Does your, company have a sexual harassment policy in place and if not, why do you need one?

  • With a written policy in place that forbids sexual harassment, identifies behavior that would constitute harassment, and provides employees with methods by which they can report harassment, you are raising awareness and communicating that the practice will not be tolerated.

  • Secondly, without a comprehensive written policy, a company is opening itself up to liability. “If a company does have a procedure and the complainant failed to follow it, or the complainant did follow it and the company also followed it, those can be important defenses in a discrimination case,”

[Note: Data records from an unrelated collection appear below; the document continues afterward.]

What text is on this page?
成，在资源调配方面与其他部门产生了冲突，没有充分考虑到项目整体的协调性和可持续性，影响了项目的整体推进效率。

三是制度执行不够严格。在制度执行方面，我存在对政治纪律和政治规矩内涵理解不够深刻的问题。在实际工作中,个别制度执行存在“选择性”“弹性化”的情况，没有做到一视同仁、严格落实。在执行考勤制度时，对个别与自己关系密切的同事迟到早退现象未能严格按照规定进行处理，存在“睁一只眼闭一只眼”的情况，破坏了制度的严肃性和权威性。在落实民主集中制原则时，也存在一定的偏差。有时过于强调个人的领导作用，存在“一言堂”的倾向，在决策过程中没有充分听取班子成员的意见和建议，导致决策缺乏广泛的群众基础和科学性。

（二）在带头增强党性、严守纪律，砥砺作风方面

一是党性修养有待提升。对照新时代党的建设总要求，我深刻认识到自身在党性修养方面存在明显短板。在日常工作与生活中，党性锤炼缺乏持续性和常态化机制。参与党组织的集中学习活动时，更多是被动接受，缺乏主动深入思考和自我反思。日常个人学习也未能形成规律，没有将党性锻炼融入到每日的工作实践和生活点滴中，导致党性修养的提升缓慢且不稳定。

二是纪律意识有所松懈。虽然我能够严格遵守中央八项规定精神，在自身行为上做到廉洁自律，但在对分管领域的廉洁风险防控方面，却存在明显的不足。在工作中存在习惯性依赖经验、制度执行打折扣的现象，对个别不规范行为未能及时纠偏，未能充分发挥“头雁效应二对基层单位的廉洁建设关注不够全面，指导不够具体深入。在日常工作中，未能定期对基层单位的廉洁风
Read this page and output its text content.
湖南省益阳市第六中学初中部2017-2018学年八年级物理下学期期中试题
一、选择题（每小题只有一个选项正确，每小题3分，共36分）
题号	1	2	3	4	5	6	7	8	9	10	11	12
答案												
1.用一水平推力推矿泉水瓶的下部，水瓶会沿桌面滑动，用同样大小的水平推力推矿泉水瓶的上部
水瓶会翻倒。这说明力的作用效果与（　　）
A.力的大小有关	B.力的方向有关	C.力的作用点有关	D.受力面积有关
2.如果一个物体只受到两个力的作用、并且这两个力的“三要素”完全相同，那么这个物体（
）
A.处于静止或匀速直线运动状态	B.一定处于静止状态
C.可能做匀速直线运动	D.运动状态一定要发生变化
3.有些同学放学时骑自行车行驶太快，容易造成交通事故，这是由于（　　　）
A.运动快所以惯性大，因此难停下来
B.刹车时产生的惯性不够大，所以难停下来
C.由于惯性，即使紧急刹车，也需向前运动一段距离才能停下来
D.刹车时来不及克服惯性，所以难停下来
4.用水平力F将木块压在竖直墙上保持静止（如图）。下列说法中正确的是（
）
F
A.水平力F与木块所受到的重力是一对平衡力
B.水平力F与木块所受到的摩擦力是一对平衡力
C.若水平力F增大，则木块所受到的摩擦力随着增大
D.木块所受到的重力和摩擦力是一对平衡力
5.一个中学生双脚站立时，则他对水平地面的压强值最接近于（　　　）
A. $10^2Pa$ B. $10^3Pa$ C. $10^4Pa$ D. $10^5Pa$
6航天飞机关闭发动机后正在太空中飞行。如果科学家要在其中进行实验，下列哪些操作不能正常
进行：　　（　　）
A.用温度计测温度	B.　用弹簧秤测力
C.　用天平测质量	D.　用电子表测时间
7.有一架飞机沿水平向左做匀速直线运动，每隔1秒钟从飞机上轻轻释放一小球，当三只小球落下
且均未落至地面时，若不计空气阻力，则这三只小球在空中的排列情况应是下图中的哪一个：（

  • It is imperative that a strict anti-retaliation provision and a confidentiality clause are included in the policy to.

  • In terms of the Employment Equity Act, an employer is deemed to have contravened the Act where it is proved that the employee (the perpetrator) contravened the Act and the employer failed to take the necessary steps to eliminate the sexual harassment. This means that the employer, in terms of the Act can be liable to pay damages or compensation to the victim of the sexual harassment. An employer will not be liable if it is able to prove that it did all that was reasonably practicable to ensure that there was no sexual harassment in the workplace.


2. LOVE YOUR CLIENTS & SUPPLIERS: Restraints of Trade

Great labor relations will make a business successful in the long run. A good understanding between employees and employers is important to reduce industrial disputes. Why not enter in-to a business pre-nup and make it a long-term deal, rather than just a one-off fling that could end up being a costly exercise. You may be wondering what I am referring to?


The contentious issue of restraint of trades, which seems to be an argument that cannot be settled. It is often mired by misunderstanding, wishful thinking and bad market intelligence.


The circumstances surrounding every restraint of trade clause are different – simply because the employers are involved in different industries and have different proprietary interests to protect – trade secrets and/or trade connections.


In determining whether a restraint is enforceable, a court will consider, among others, the following factors:

  • the duration of the restraint.

  • the area to which the restraint applies.

  • whether a restraint payment was paid to the employee.

  • whether the employee still has the, ability to earn a living.

  • the proprietary interest or capital asset that the employer seeks to protect.


“While love may be in the air, as well as what we consistently yearn for, organizations need to better protect themselves and their employees more than ever. Have you?”